Global brands such as PepsiCo, Coca-Cola and Vodafone rank among the biggest advertising spenders in the Arab world, the Pan Arab Research Center says.

However, caution by multinational companies is a key factor behind a forecast decline in Arab television revenues, Mr Khouri said. "Within media, TV got hit last year, and I think TV will still be under strain this year, because TV is driven by multinational clients, not by local clients."

Mr Khouri estimates the total size of the Arab advertising market at between $4bn and $4.5bn, with television accounting for about a quarter of that. Spending on television in the Gulf region accounts for about $700 million of the billion-dollar industry, he said.

Despite this, other forms of media are starting to threaten TV's dominance, Mr Khouri said.

"TV has always been considered the backbone of the industry in this part of the world, and I think today we're starting to see that other media types are taking over from TV: that being the digital, the emphasis on social media, and search. All these things are growing phenomenally still," he said.

Mr Khouri expects total Mena advertising revenue to remain flat. Despite the effects of the Arab Spring being "behind us", he sees global economic issues having an impact on the region.

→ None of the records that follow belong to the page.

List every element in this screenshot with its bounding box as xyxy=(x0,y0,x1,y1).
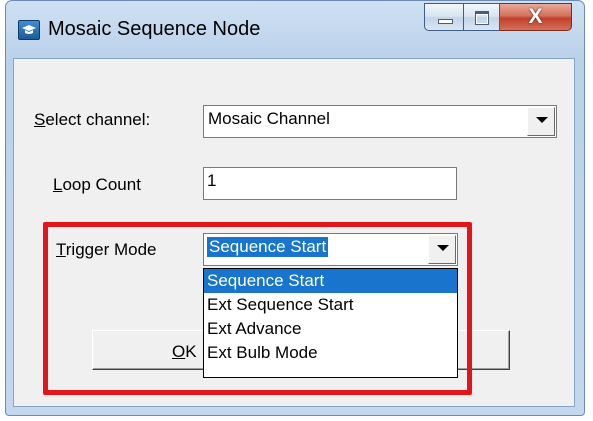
channel-select-dropdown-button[interactable] xyxy=(527,107,555,136)
select-channel-label: Select channel: xyxy=(34,110,151,129)
annotation-highlight-frame xyxy=(43,222,472,395)
minimize-icon xyxy=(438,19,453,24)
maximize-button[interactable] xyxy=(464,3,500,31)
close-button[interactable]: X xyxy=(500,3,572,31)
loop-count-label: Loop Count xyxy=(53,175,141,194)
loop-count-value: 1 xyxy=(207,171,217,190)
chevron-down-icon xyxy=(536,117,548,123)
app-icon[interactable] xyxy=(18,20,40,40)
maximize-icon xyxy=(475,11,489,25)
window-title: Mosaic Sequence Node xyxy=(48,18,261,40)
caption-buttons: X xyxy=(424,3,572,37)
minimize-button[interactable] xyxy=(424,3,464,31)
channel-select-value: Mosaic Channel xyxy=(208,109,330,128)
channel-select[interactable]: Mosaic Channel xyxy=(203,105,557,138)
close-icon: X xyxy=(528,5,543,28)
loop-count-input[interactable]: 1 xyxy=(203,167,457,200)
title-bar[interactable]: Mosaic Sequence Node X xyxy=(6,1,584,59)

Omnicom owns two of the world's biggest media agencies, PHD and OMD. Between them, they control an estimated 15 to 20 per cent of the total advertising spending in the Mena region.

Other media agencies agreed that the TV industry would come under pressure this year. Zubair Siddiqui, the managing director of the media agency UM Dubai, predicts that total Arab advertising spending will be flat this year.

While the digital element of media is forecast to grow, Mr Siddiqui believes television will continue to suffer. "TV revenues have been under pressure ever since the recession hit," he said. "Digital growth is happening at the expense of all traditional media."

Mohan Nambiar, the chief executive of the media planning agency MEC in the Middle East and North Africa, expected that spending on TV advertising would be "slightly" lower this year.

The TV industry, however, hit back at such claims. Dubai's MBC - the biggest broadcaster in the Arab world - said it expected growth in advertising revenue.

Mazen Hayek, the group director of PR and commercial at MBC, said that commentators such as Mr Khouri should not extrapolate wider trends from the behaviour of their own clients.

"Some companies have issues in their principal markets. That doesn't mean that the whole multinational category is dropping," said Mr Hayek.